The proposed amendments deal primarily with the taxation of income earned through the use of non-resident trusts and foreign investment entities, the department said. They carry through on long-standing proposals that were first announced in the 1999 budget but whose implementation has been delayed by repeated proposals for changes.

The proposed amendments are separate from the overall review of income trust funds, which is still underway. Flaherty defended his decision to break an election promise not to tax income trusts, saying some corporations were using them as a tax avoidance scheme and that they threatened to push the government back into a deficit.

Under the plan, a 'Distribution Tax' will be applied to distributions from publicly traded income trusts and limited partnerships. This will be partially offset by a 0.5% reduction in the general corporate income tax rate as of 1 January 2011. The changes also increase the Age Credit Amount by C$1,000 from C$4,066 to C$5,066 effective 1 January 2006 in a bid to benefit low and middle-income seniors.

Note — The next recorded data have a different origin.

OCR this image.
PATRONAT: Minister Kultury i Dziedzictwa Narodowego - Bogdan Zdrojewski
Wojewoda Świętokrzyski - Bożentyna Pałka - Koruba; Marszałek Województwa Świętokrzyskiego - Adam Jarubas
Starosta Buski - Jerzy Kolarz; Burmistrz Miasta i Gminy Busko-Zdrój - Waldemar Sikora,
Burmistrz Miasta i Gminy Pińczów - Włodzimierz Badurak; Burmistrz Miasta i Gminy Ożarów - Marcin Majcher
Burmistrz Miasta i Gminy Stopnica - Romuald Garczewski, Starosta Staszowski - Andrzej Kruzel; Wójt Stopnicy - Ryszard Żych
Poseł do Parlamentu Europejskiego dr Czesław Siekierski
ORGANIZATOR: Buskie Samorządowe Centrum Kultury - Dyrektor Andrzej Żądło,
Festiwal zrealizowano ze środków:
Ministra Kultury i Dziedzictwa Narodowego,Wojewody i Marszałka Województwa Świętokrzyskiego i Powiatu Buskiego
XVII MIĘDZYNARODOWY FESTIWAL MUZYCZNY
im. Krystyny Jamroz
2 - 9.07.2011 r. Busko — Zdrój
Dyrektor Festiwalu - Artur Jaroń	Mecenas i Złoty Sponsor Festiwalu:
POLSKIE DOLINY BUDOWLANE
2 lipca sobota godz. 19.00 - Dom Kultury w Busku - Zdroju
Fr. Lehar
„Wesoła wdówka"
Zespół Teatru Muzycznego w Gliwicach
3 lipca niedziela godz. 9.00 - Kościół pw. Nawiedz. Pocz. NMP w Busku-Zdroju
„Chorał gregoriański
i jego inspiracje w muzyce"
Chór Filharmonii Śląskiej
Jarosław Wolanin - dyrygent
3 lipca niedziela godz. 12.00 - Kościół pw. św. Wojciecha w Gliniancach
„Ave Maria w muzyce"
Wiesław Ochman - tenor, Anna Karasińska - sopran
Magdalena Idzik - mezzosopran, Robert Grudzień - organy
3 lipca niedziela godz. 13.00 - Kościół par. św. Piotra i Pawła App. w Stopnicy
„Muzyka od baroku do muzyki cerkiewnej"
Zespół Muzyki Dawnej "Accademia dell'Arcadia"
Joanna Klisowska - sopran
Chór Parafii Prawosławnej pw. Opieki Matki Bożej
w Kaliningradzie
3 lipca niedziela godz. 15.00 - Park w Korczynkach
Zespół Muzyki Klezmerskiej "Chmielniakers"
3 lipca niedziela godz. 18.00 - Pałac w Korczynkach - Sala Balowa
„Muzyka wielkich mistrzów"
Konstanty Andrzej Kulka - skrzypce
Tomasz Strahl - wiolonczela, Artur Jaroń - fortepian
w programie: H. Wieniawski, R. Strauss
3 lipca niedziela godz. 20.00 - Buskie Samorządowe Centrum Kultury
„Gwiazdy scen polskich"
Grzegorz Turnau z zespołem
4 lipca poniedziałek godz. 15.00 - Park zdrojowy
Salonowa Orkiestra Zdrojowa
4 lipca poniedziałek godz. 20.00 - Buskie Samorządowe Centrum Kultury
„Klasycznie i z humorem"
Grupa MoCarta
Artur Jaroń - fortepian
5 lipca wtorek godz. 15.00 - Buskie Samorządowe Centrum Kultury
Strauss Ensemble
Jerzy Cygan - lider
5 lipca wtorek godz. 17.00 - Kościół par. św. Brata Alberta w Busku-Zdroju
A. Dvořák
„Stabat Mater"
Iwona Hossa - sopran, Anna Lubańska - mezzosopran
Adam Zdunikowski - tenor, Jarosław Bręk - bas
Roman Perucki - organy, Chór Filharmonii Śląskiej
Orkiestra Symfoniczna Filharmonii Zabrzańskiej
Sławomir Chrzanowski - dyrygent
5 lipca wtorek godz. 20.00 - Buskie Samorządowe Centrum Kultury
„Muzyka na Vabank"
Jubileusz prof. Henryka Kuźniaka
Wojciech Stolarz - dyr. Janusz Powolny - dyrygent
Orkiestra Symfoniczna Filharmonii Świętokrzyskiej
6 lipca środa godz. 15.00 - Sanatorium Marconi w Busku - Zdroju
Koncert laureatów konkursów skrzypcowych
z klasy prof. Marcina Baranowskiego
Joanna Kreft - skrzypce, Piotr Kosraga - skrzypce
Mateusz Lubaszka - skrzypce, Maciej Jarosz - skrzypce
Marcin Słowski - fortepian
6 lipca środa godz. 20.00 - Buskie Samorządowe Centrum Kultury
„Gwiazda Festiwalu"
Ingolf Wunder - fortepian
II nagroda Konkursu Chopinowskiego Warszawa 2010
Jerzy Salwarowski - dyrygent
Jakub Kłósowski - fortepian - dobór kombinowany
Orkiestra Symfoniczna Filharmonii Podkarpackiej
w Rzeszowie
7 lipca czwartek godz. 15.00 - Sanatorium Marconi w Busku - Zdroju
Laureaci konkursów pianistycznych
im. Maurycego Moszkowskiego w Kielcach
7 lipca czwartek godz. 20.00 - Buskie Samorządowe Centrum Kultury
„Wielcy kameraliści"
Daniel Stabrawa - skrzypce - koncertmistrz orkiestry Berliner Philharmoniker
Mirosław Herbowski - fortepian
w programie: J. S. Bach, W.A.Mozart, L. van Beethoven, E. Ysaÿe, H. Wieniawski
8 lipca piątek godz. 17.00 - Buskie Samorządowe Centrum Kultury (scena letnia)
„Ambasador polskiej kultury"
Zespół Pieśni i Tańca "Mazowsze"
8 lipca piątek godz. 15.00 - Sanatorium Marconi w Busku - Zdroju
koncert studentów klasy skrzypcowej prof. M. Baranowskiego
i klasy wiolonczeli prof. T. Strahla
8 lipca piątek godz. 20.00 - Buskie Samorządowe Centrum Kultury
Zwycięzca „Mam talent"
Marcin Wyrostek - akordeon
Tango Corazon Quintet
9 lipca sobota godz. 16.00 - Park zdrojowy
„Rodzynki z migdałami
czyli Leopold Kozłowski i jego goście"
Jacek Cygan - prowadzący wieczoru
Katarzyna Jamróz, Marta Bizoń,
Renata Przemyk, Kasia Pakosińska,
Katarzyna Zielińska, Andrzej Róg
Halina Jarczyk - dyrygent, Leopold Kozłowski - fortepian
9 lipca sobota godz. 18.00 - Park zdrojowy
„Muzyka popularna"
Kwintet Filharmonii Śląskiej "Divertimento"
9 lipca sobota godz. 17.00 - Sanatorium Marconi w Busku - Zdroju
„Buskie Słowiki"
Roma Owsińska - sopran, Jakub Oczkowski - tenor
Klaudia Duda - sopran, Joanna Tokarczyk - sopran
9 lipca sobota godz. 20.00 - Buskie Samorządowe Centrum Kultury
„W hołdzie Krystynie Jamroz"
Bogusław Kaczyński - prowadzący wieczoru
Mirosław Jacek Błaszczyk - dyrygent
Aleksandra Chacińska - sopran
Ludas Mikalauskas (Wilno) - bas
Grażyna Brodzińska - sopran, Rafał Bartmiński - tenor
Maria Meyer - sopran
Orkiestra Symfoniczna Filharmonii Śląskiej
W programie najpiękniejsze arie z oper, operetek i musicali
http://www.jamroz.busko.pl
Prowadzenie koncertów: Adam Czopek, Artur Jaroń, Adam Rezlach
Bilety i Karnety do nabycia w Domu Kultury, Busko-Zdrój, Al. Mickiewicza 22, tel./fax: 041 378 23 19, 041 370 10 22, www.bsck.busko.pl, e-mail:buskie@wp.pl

For income trusts that begin trading after 31 October, these measures will apply beginning with their 2007 taxation year. For existing income trusts and limited partnerships the government is proposing a four-year transition period. They will not be subject to the new measures until their 2011 taxation year.

The loss in revenues resulting from the escalating number and size of corporations that were converting into trusts would have eventually pushed the federal government back into a deficit, Flaherty told the committee. There had been some C$70 billion (US$61.83 billion) worth of income trust announcements so far this year, which was "not right and not fair" said Flaherty. "It is the responsibility of the Government of Canada to set our nation’s tax policy, not corporate tax planners."

The government's proposal faces a legal challenge from lobby group Democracy Watch, which is likely to be based on the breaking of a written commitment in the Conservative's election manifesto not to tax on trusts.

Flaherty has said, however, that the government will proceed with its attempt to cut capital gains tax after postponing the measure for further consultation earlier in the year. He argued that it would help to free up "trapped" capital and encourage more investment throughout the economy.

The Conservatives initially proposed to abolish capital gains tax on all profits that were reinvested within six months. The change was opposed because of the potential cost in terms of foregone tax revenues and the proposal was postponed in March after Flaherty conceded that the government would find it "challenging" to push it through in the short term.